Afraid of a big commitment?

To see if the total number of episodes has an impact on the number of episodes until you’re hooked, I used Minitab Statistical Software to graph the total number of episodes in season one vs. the episode hook number.

I also ran the corresponding correlation test, which yielded a p-value of 0.000. Therefore, we can conclude that there is a statistically significant correlation between the two variables. The more episodes in a season, the more episodes it takes until 70 percent of viewers complete the entire season.

However, every good data analyst knows that correlation does not equal causation.

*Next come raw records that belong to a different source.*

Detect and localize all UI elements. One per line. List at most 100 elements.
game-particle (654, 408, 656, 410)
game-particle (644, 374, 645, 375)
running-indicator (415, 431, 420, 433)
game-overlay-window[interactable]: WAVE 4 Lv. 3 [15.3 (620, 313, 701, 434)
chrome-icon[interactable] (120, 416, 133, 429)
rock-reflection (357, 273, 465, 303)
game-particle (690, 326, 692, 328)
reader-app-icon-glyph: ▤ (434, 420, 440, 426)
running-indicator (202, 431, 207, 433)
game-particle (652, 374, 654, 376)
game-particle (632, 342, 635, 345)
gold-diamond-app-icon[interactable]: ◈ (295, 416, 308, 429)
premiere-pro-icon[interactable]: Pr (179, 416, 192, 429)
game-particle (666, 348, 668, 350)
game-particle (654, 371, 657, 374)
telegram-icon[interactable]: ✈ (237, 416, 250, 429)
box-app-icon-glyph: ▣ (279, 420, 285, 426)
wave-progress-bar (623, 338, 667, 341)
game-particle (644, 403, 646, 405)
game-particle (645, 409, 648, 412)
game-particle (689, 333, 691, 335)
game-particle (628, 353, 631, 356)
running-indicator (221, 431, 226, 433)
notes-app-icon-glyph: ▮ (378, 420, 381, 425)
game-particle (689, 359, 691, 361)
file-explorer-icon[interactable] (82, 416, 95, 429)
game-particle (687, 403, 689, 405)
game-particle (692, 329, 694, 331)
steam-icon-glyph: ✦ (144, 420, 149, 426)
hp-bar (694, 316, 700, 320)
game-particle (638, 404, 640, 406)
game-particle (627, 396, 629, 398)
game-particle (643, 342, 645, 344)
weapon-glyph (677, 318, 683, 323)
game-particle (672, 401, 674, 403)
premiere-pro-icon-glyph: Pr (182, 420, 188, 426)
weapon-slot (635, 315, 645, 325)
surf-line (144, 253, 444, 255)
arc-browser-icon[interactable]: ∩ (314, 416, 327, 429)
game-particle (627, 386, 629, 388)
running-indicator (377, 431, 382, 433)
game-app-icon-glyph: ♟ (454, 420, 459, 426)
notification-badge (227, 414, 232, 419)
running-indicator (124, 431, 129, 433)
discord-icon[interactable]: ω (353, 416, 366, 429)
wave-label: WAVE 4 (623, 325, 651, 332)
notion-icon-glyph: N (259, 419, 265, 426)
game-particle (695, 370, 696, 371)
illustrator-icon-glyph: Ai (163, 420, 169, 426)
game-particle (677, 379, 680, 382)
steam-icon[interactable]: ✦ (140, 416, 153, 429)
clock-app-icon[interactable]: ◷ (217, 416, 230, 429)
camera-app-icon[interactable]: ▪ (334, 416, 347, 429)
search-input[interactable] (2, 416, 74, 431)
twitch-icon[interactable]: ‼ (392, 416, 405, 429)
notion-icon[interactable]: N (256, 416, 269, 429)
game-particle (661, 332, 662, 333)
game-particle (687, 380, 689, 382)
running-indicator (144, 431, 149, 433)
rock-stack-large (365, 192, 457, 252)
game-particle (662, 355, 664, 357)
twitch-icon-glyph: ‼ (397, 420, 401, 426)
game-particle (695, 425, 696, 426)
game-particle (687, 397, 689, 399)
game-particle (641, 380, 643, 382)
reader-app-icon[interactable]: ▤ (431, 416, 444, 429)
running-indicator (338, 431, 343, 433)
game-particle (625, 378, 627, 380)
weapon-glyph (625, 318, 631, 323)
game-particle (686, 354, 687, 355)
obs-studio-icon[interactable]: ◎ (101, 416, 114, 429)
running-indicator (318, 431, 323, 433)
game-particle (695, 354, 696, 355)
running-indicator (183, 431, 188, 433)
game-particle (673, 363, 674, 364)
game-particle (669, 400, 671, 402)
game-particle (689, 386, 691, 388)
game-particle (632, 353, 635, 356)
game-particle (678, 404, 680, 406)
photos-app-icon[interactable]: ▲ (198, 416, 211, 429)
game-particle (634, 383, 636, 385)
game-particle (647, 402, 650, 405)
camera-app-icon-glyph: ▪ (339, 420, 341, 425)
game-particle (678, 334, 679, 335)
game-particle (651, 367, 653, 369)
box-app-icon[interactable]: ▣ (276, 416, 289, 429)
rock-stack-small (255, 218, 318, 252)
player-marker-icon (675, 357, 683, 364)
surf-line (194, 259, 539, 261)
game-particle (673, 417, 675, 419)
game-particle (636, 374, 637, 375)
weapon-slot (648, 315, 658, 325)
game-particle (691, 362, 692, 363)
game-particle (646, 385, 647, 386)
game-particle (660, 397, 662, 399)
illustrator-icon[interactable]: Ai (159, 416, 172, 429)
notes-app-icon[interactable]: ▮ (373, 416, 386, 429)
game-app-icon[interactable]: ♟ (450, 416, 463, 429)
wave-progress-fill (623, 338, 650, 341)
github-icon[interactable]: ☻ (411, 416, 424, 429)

So rather than assuming folks are less likely to make the commitment to view a long season, it could simply be due to the fact that the more episodes there are, the greater the opportunity there is a for a person to bail on the series—thus taking longer to hit the 70-percent barometer that Netflix used for its study.

Now to decide which show to watch next... when I find the time....

Discuss

About The Author

Michelle Paret’s picture

Michelle Paret

Michelle Paret is a product marketing manager at Minitab Inc., developer of statistical analysis/process improvement software. She loves the field of statistics and believexs that it gives us the ability to remove human bias and opinion to discern between what is truly important—and significant—from those things that are not. She loves statistics so much that she earned both her undergrad and graduate degrees on the subject.

Comments

tv shows

Since we have only watched one of these series and it was only a couple of episodes (Blacklist) we didn't get fully hooked.  I liked it, but we couldn't remember its broadcast time and other things came up so we didn't get back to it.  Most of the shows you mentioned are not of interest in the first place, so we didn't even consider them. For instance, why does it take several seasons to tell someone how I met your mother?  It seems to me it could have done in an hour or less!.  Zombie shows are of no interest at all.  Many times it is who is in the show not what it is about at first, then after you watch it, then you get hooked.  Tim Allen's Last Man Standing is an example of that.  Charlie Sheen's Two and a Half Men was funny, even though we didn't like his "lifestyle" on the show it was a funny show, after he left it went downhill in a hurry and we quit watching it. 

Shows like Perry Mason, Matlock, Columbo, Hogan's Heroes, George Burns and Garcie Allen are all worth watching again and again and again!  Most of the new shows are not even considered in the first place.   We have not seen one episode of most of the ones in your list.  So I guess we don't count in the statistics!